Au-delà des capacités informatives du discours, les énoncés constatifs nous permettent de considérer le discours de Mobutu comme didactique : Mobutu enseigne la doctrine du Mouvement Populaire de la Révolution, le nationalisme congolais authentique.

« Notre Nationalisme est un humanisme communautaire, vous

disais-je, un humanisme de combat et non point de slogan, un humanisme

dans le travail » (Discours du 20 mai 1968, D.A.M., tome1, p. 308).

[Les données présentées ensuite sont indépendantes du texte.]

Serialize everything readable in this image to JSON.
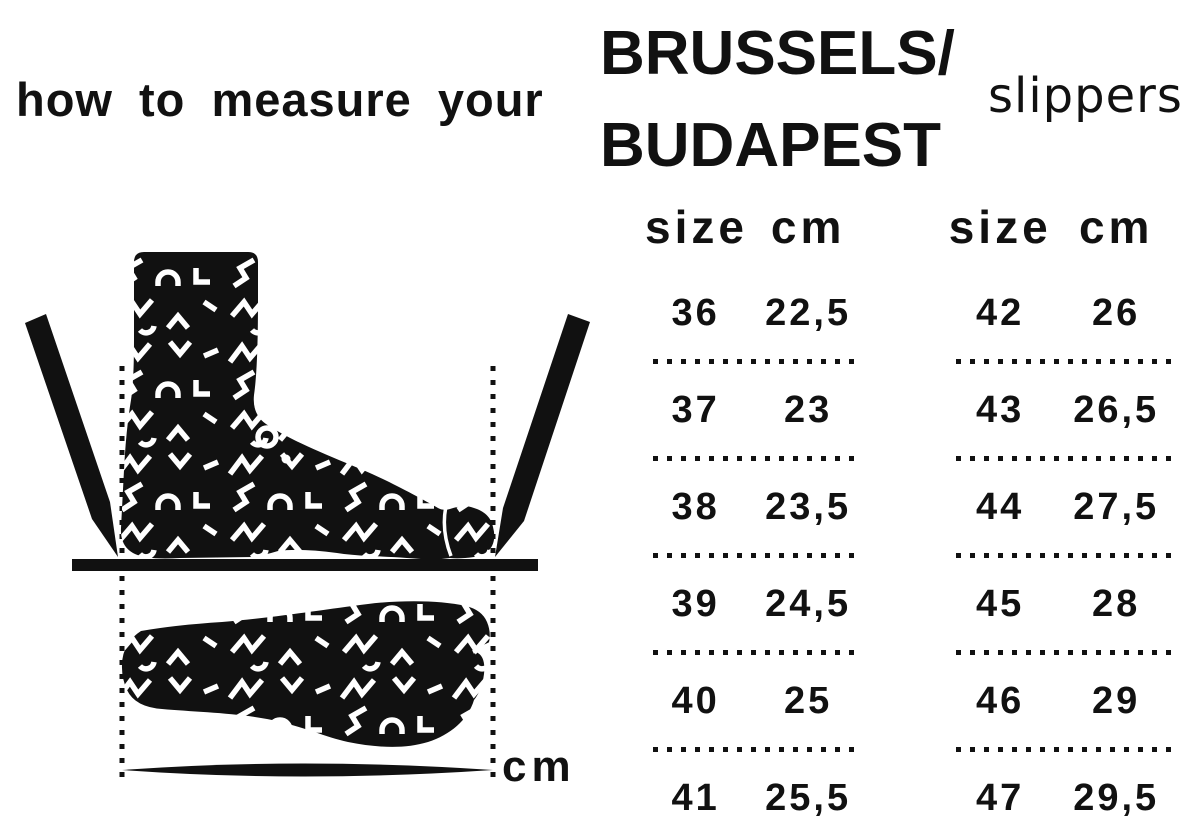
{
  "header": {
    "title": "how to measure your",
    "brand_line1": "BRUSSELS/",
    "brand_line2": "BUDAPEST",
    "product": "slippers"
  },
  "measurement": {
    "unit_label": "cm"
  },
  "size_tables": [
    {
      "columns": {
        "size": "size",
        "cm": "cm"
      },
      "rows": [
        {
          "size": "36",
          "cm": "22,5"
        },
        {
          "size": "37",
          "cm": "23"
        },
        {
          "size": "38",
          "cm": "23,5"
        },
        {
          "size": "39",
          "cm": "24,5"
        },
        {
          "size": "40",
          "cm": "25"
        },
        {
          "size": "41",
          "cm": "25,5"
        }
      ]
    },
    {
      "columns": {
        "size": "size",
        "cm": "cm"
      },
      "rows": [
        {
          "size": "42",
          "cm": "26"
        },
        {
          "size": "43",
          "cm": "26,5"
        },
        {
          "size": "44",
          "cm": "27,5"
        },
        {
          "size": "45",
          "cm": "28"
        },
        {
          "size": "46",
          "cm": "29"
        },
        {
          "size": "47",
          "cm": "29,5"
        }
      ]
    }
  ],
  "colors": {
    "ink": "#111111",
    "background": "#ffffff"
  }
}
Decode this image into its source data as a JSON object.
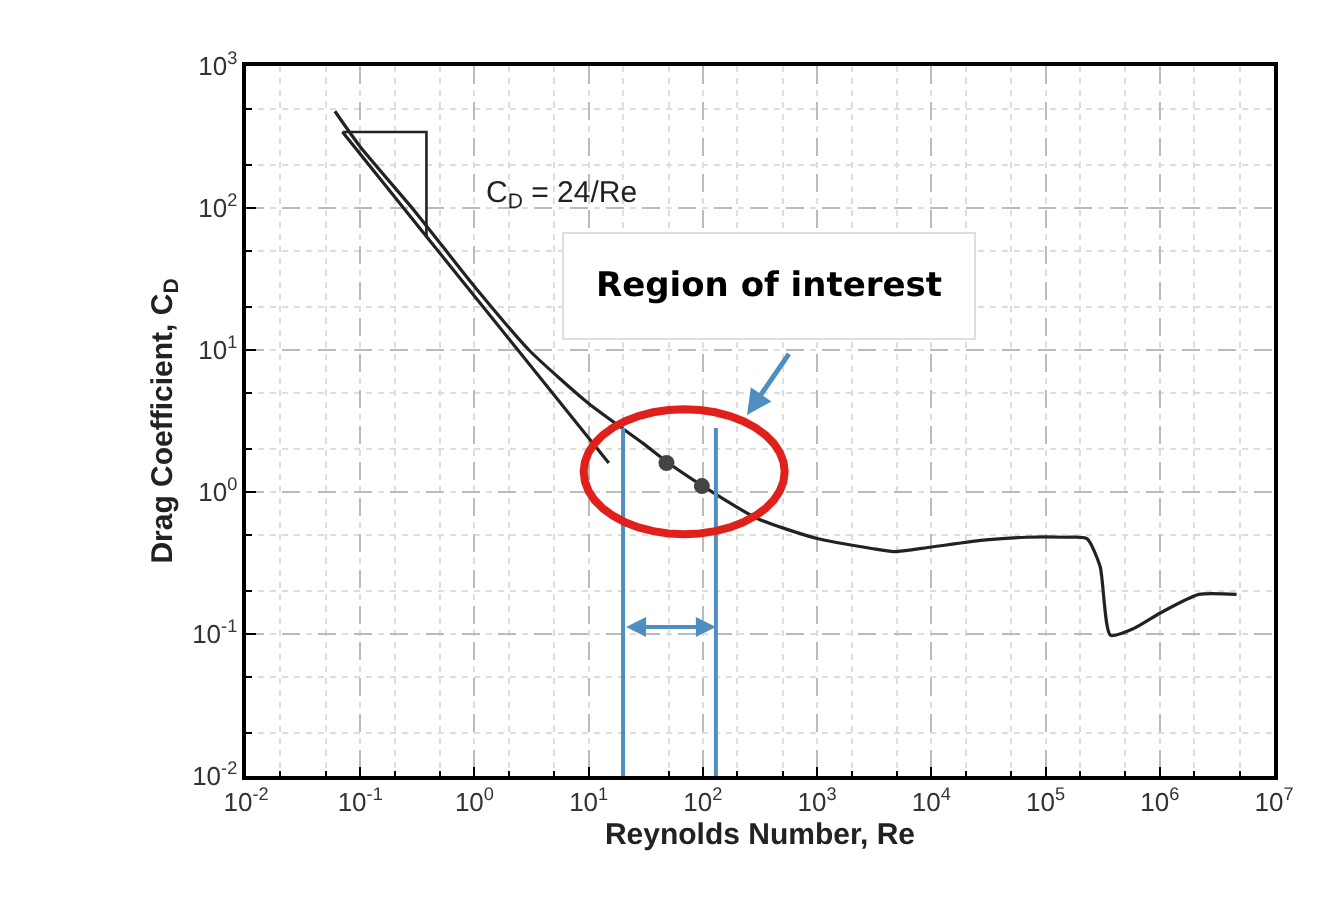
{
  "chart_data": {
    "type": "line",
    "xlabel": "Reynolds Number, Re",
    "ylabel": "Drag Coefficient, C$_{D}$",
    "log": "xy",
    "grid": true,
    "marker": "none",
    "line_style": "solid",
    "xlim": [
      0.01,
      10000000
    ],
    "ylim": [
      0.01,
      1000
    ],
    "xticks": [
      {
        "value": 0.01,
        "label": "10$^{-2}$"
      },
      {
        "value": 0.1,
        "label": "10$^{-1}$"
      },
      {
        "value": 1,
        "label": "10$^{0}$"
      },
      {
        "value": 10,
        "label": "10$^{1}$"
      },
      {
        "value": 100,
        "label": "10$^{2}$"
      },
      {
        "value": 1000,
        "label": "10$^{3}$"
      },
      {
        "value": 10000,
        "label": "10$^{4}$"
      },
      {
        "value": 100000,
        "label": "10$^{5}$"
      },
      {
        "value": 1000000,
        "label": "10$^{6}$"
      },
      {
        "value": 10000000,
        "label": "10$^{7}$"
      }
    ],
    "yticks": [
      {
        "value": 0.01,
        "label": "10$^{-2}$"
      },
      {
        "value": 0.1,
        "label": "10$^{-1}$"
      },
      {
        "value": 1,
        "label": "10$^{0}$"
      },
      {
        "value": 10,
        "label": "10$^{1}$"
      },
      {
        "value": 100,
        "label": "10$^{2}$"
      },
      {
        "value": 1000,
        "label": "10$^{3}$"
      }
    ],
    "series": [
      {
        "color": "#222222",
        "x": [
          0.06,
          0.1,
          0.3,
          1,
          3,
          10,
          30,
          50,
          100,
          300,
          1000,
          3000,
          4700,
          10000,
          30000,
          68000,
          150000,
          230000,
          300000,
          370000,
          600000,
          1000000,
          2200000,
          4700000
        ],
        "values": [
          480,
          270,
          95,
          28,
          10,
          4.2,
          2.2,
          1.6,
          1.1,
          0.65,
          0.47,
          0.4,
          0.38,
          0.41,
          0.46,
          0.48,
          0.48,
          0.47,
          0.3,
          0.098,
          0.11,
          0.14,
          0.19,
          0.19
        ]
      },
      {
        "color": "#222222",
        "x": [
          0.07,
          0.38,
          15
        ],
        "values": [
          343,
          63,
          1.6
        ]
      },
      {
        "type": "scatter",
        "marker": "circle",
        "color": "#444444",
        "x": [
          48,
          98
        ],
        "values": [
          1.6,
          1.1
        ]
      }
    ],
    "ref_lines": [
      {
        "axis": "x",
        "value": 20,
        "color": "#4f8fc0"
      },
      {
        "axis": "x",
        "value": 130,
        "color": "#4f8fc0"
      }
    ],
    "annotations": [
      "C$_{D}$ = 24/Re",
      "Region of interest"
    ]
  }
}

« Cette Révolution s’opère dans le cadre d’un nationalisme authentiquement congolais. Les faits ont prouvé que ce

nationalisme n’est pas étroit et ne se confond nullement avec le

chauvinisme. Ce nationalisme procède d’une prise de conscience du congolais et se traduit par sa volonté de se développer suivant ses valeurs propres. Ce nationalisme s’achemine naturellement vers un humanisme communautaire » (Discours du 16 septembre 1968,

D.A.M., tome 1, p. 351).

« C’est pourquoi il a rejeté toutes les préoccupations idéologiques pour s’orienter vers une voie propre : le nationalisme congolais authentique. La doctrine du Mouvement Populaire de la Révolution est, en effet, le nationalisme qui répudie toutes les idéologies d’importation » (Discours du 17 novembre 1969, D.A.M., tome 1, p. 476 - 477).

Mobutu cherche à provoquer une action ou à faire quelque chose par l’auditeur. Il veut imposer son univers conceptuel à ses concitoyens en tant que chef. Il est un homme conscient de sa personnalité et de son autorité. Son discours est didactique, directif, mais informatif : Mobutu produit un discours qui répond à des allocutaires au niveau théorique d’informations.